Feb 18, 2014 09:09 IST

80-million rupees has been sanctioned for restoration of Bhagat Singh’s ancestral house, school and village on 17 February 2014. The legendary freedom fighter, Bhagat Singh ancestral house, school and village are in Faisalabad District of Punjab Province in Pakistan.

In part of development of village of the independence war hero, the plan says that the money will be spent in bringing in clean drinking water, which is not available in the village and to make the drainage system finer that is in bad shape at present.

Apart from this, the Faisalabad District government has also planned to shift Singh's belongings from Faisalabad Museum and Library to his house.

About Bhagat Singh

Bhagat Singh was a freedom fighter of undivided India and was born on 28 September 1907 at Bangay village of Jaranwala Tehsil in Faisalabad (the then Lyallpur) district of the Punjab Province.
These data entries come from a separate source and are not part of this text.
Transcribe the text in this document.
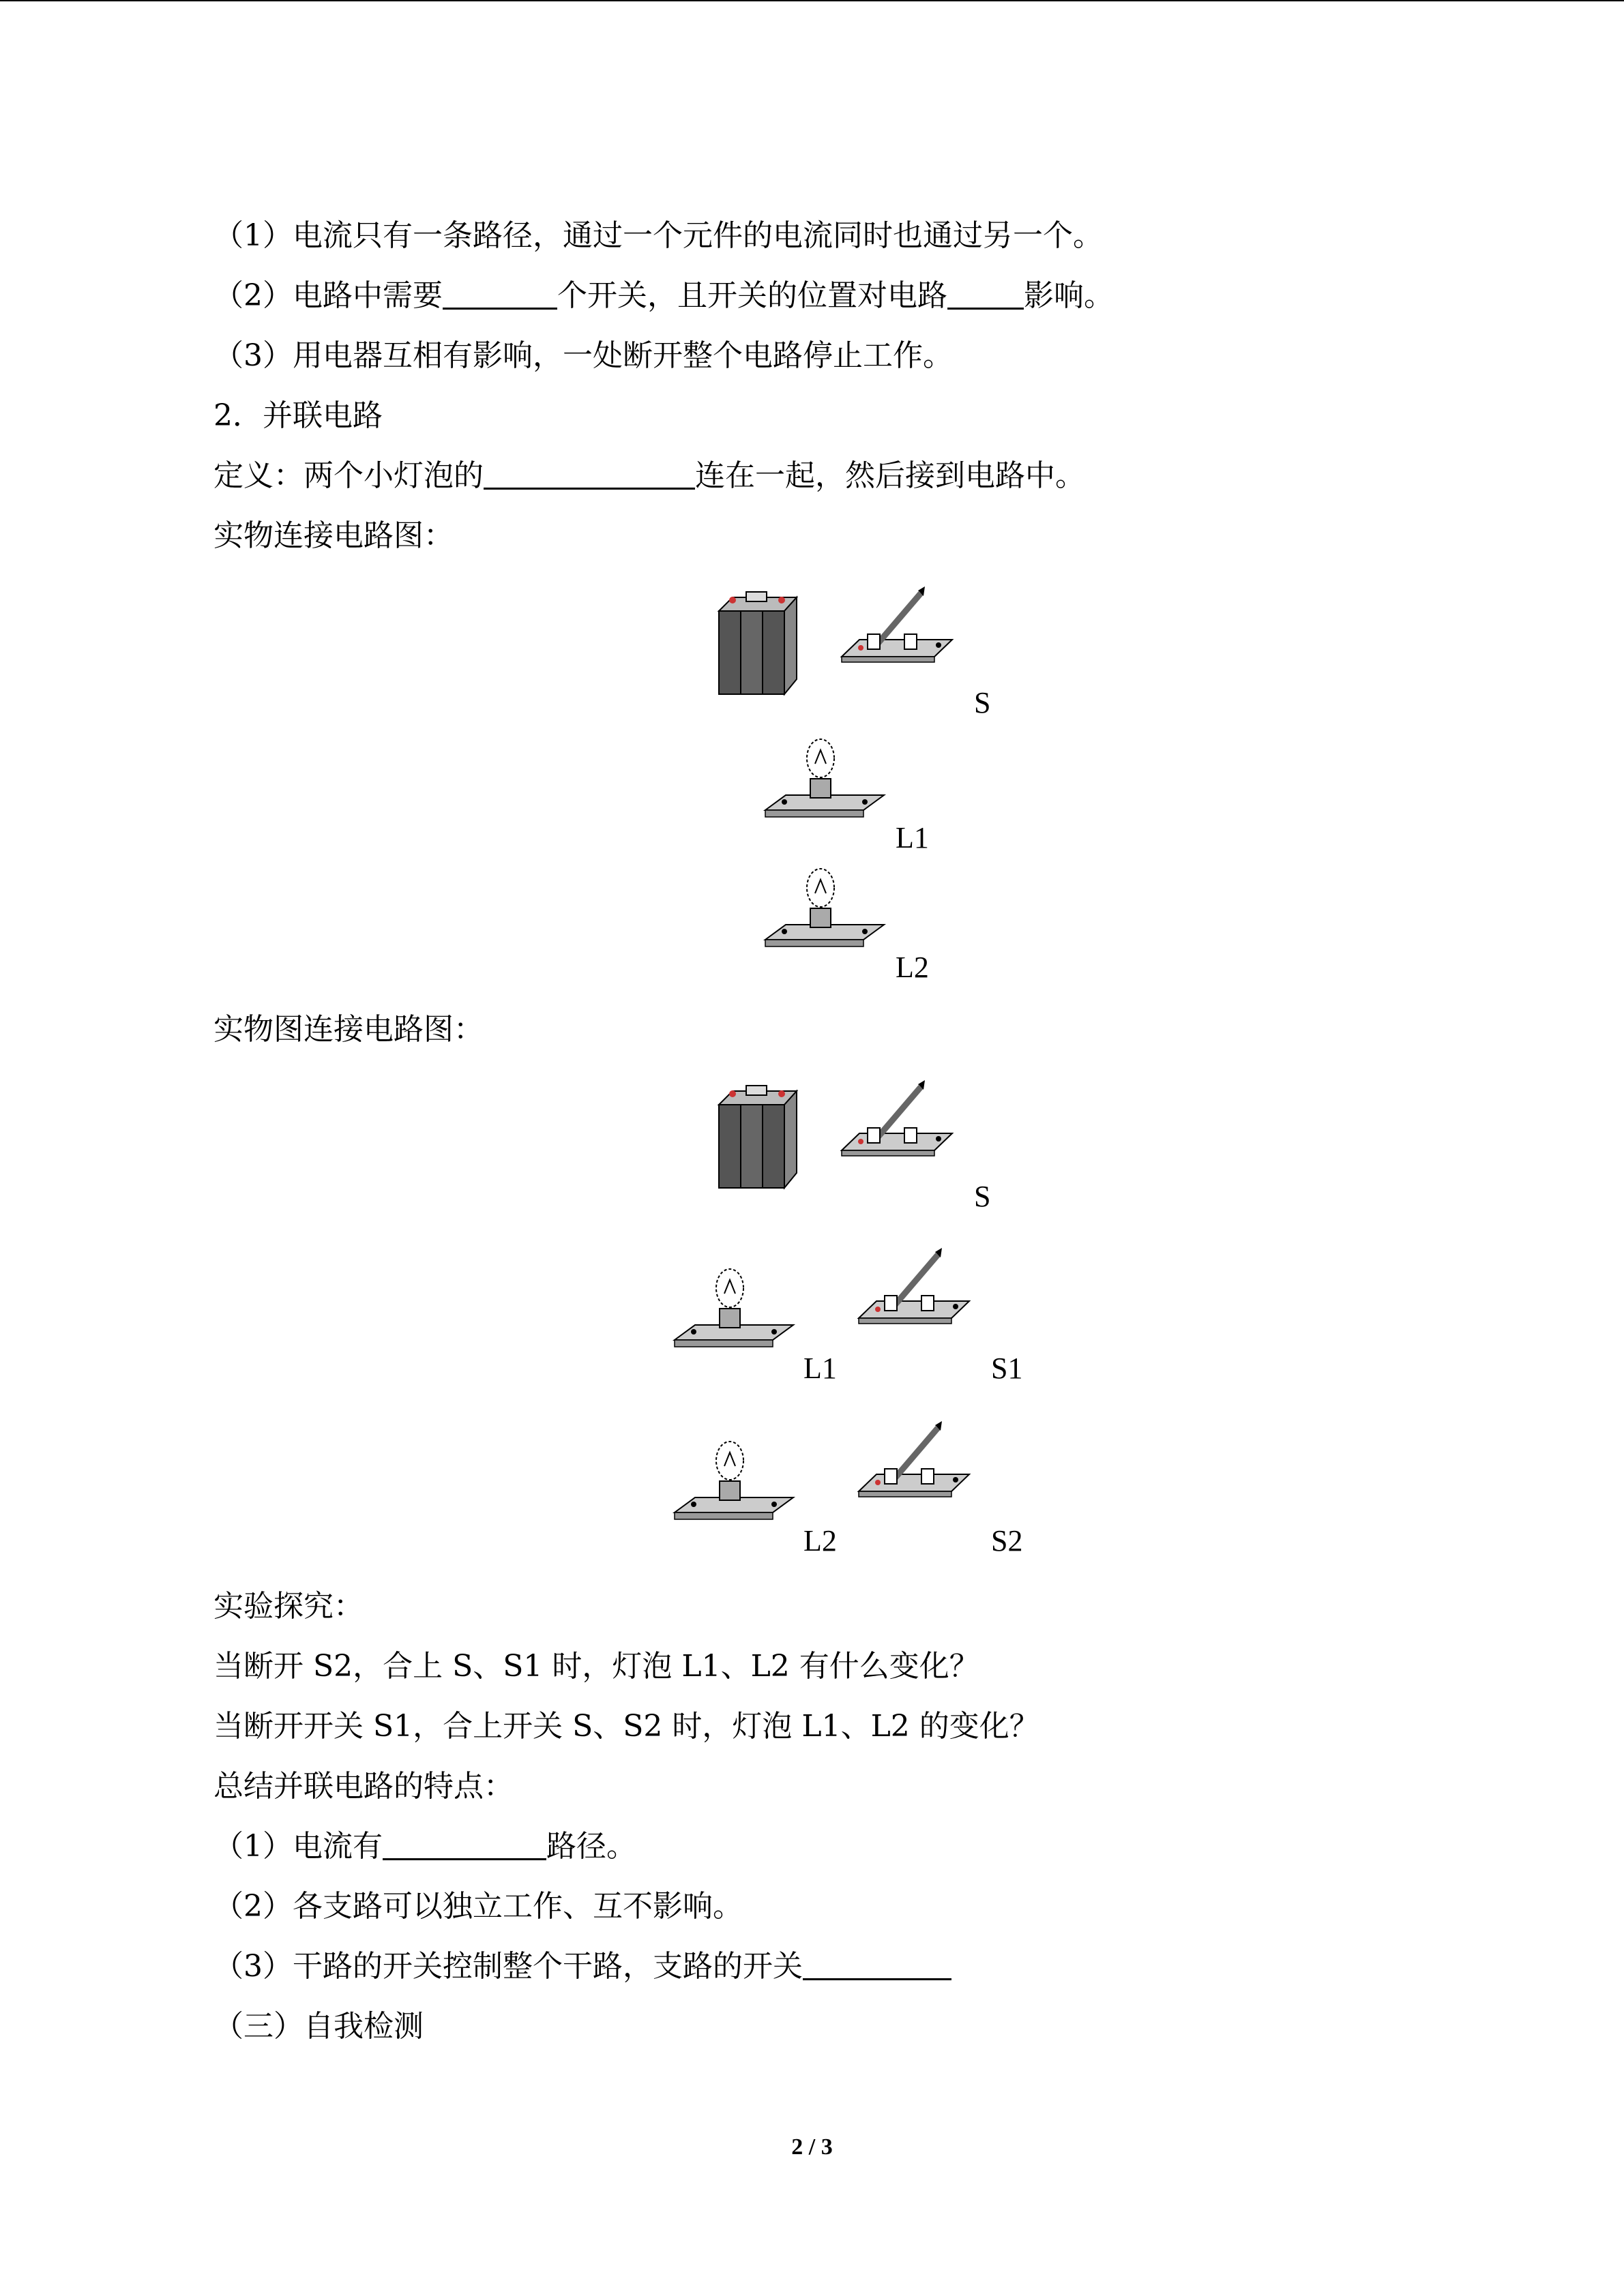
（1）电流只有一条路径，通过一个元件的电流同时也通过另一个。
（2）电路中需要	个开关，且开关的位置对电路	影响。
（3）用电器互相有影响，一处断开整个电路停止工作。
2．并联电路
定义：两个小灯泡的	连在一起，然后接到电路中。
实物连接电路图：
S
L1
L2
实物图连接电路图：
S
L1	S1
L2	S2
实验探究：
当断开 S2，合上 S、S1 时，灯泡 L1、L2 有什么变化？
当断开开关 S1，合上开关 S、S2 时，灯泡 L1、L2 的变化？
总结并联电路的特点：
（1）电流有	路径。
（2）各支路可以独立工作、互不影响。
（3）干路的开关控制整个干路，支路的开关
（三）自我检测
2 / 3
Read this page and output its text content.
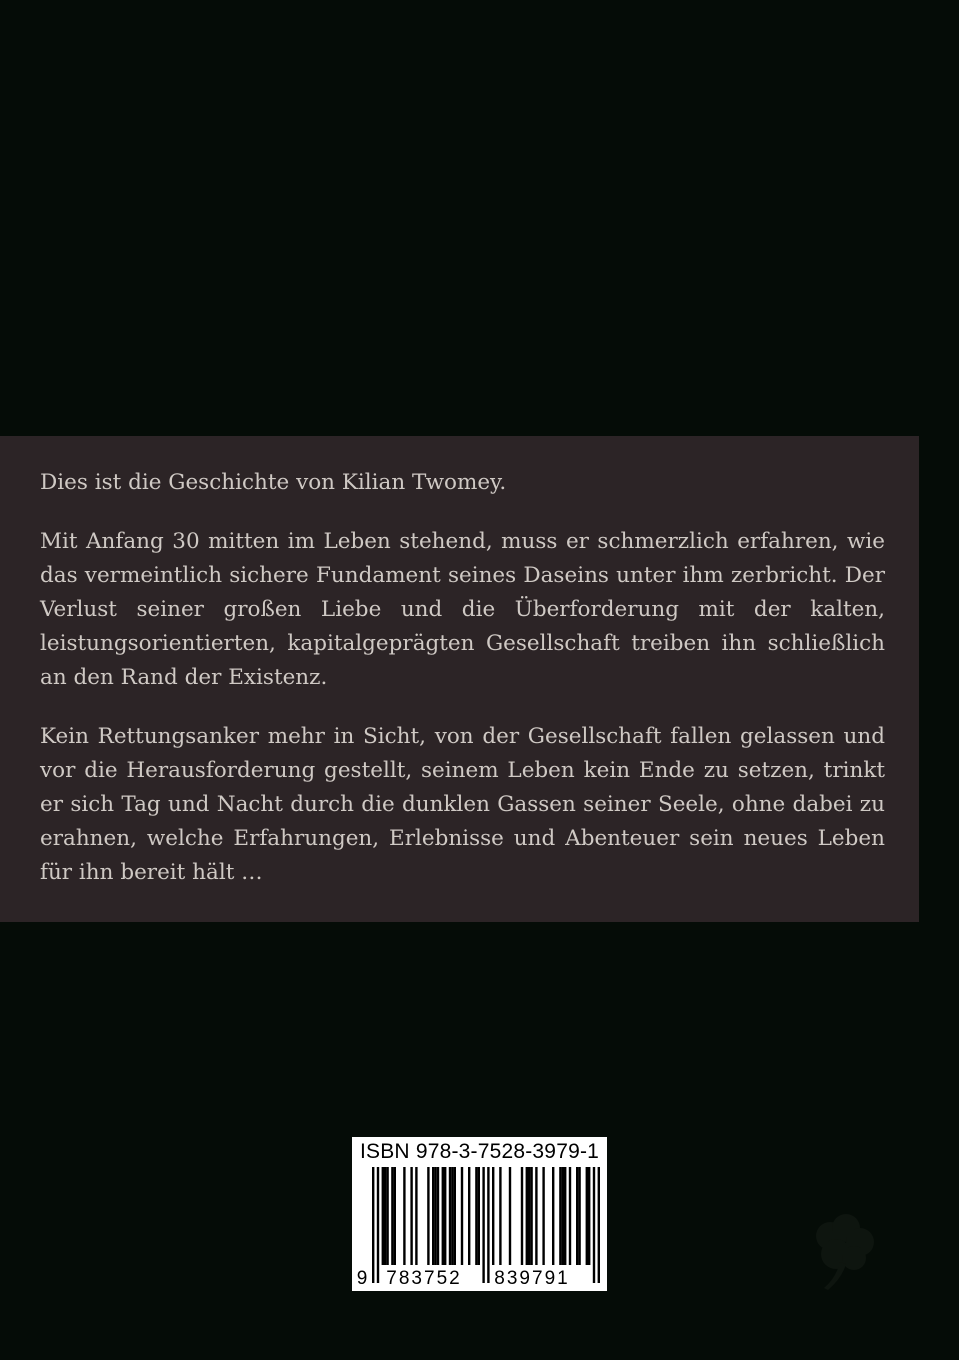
Dies ist die Geschichte von Kilian Twomey.

Mit Anfang 30 mitten im Leben stehend, muss er schmerzlich erfahren, wie das vermeintlich sichere Fundament seines Daseins unter ihm zerbricht. Der Verlust seiner großen Liebe und die Überforderung mit der kalten, leistungsorientierten, kapitalgeprägten Gesellschaft treiben ihn schließlich an den Rand der Existenz.

Kein Rettungsanker mehr in Sicht, von der Gesellschaft fallen gelassen und vor die Herausforderung gestellt, seinem Leben kein Ende zu setzen, trinkt er sich Tag und Nacht durch die dunklen Gassen seiner Seele, ohne dabei zu erahnen, welche Erfahrungen, Erlebnisse und Abenteuer sein neues Leben für ihn bereit hält …

ISBN 978-3-7528-3979-1
9 783752 839791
He along with two others Rajguru and Sukhdev was hanged by the British government at Shadman Chowk at the age of 23 years on 23 March 1931 following his trial for involvement in the Lahore Conspiracy Case

In October 2012, the Government of Punjab (Pakistan side) made a decision to rechristen the Fawara Chowk to Bhaghat Singh Chowk but this plan was put on hold following the reports of the idea of renaming has pulled objections from some quarters 

Bhagat Singh was an Indian socialist and is considered to be one of the most influential revolutionaries of the Indian independence movement

He is often referred as the Shaheed Bhagat Singh in the word Shaheed means martyr

As a teenager, he studied European revolutionary activities and was attracted to anarchist and Marxist ideologies. He wrote a book titled Why I am an Atheist: An Autobiographical Discourse

In an another development a UK-based historian described the Indian Freedom fighters – Bhagat Singh and Chandrashekhar Azad as terrorists during his lecture led recently, that sparked a controversy. In his lecture, on the topic Nonviolent Resistance in India during 1915-1947 at Warwick University’s professor David Hardiman said that the Terrorists groups, who predate Mahatma Gandhi were always there alongside Gandhi’s non-violent movement.